Inspired by this thread, I've tried my hand at writing some man fiction.
posted by Astro Zombie at 1:52 PM on October 14, 2008


TKChrist, I wish I could favorite your Vardis Fisher suggestion more than once.

Another author that I find many men like, yet few women do, is Ed Abbey. Frequently called juvenile, offensive and idiotic. Yet oh so good.
The Fools Progress always makes me want to shoot the fridge, bake some bread, drink a bottle of whiskey, load the truck with the old dog and my rifles and then head off to die in the hills of my youth. Really.

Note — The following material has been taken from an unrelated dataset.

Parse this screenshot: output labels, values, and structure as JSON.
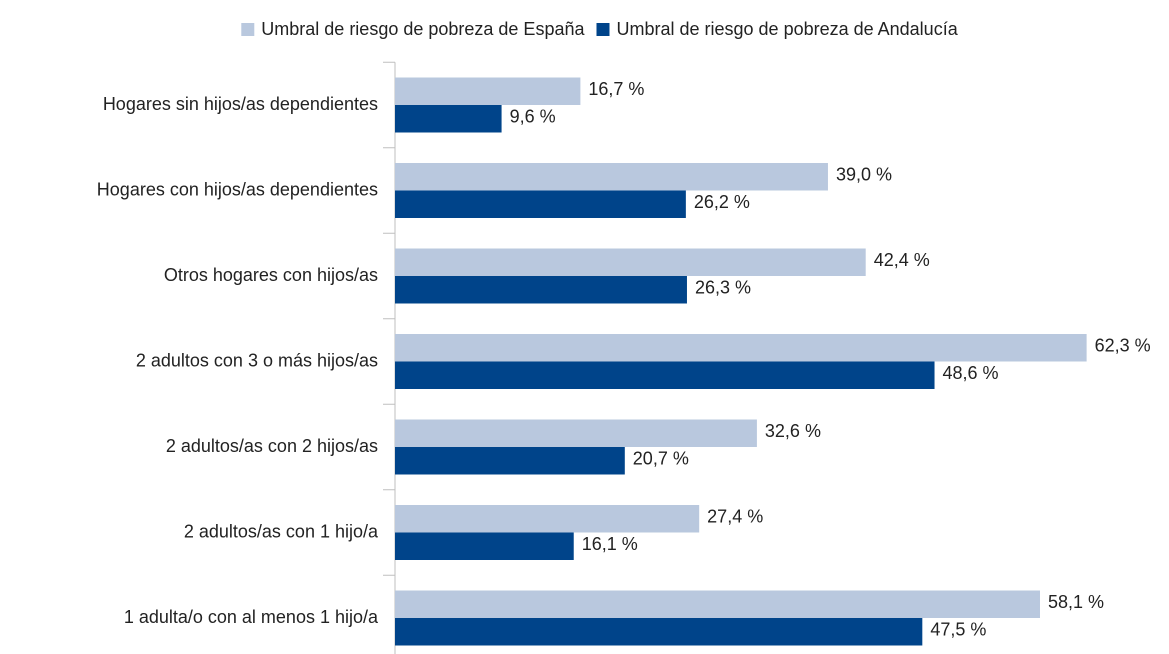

I haven't read the article yet (you know . . . work and all that crap) but I was surprised to see a Jack Reacher novel in the first illustration. I just finished reading one last night. I should have stopped after the first third of the book when I figured out who really was doing all of the killing, but I had to know if it was really as idiotically simplistic as I thought it was going to be. It was. It was not great literature. Not even some type of magical man-lit.
posted by Seamus at 2:28 PM on October 14, 2008


I was weirded out to see newly produced Destroyer audiobooks on sale at a gas station – I guess it’s just the thing to pass the time if your driving through miles and miles of empty space with only the odd grainsilo as a landmark. Though their not called audiobooks – they’re movies in your mind.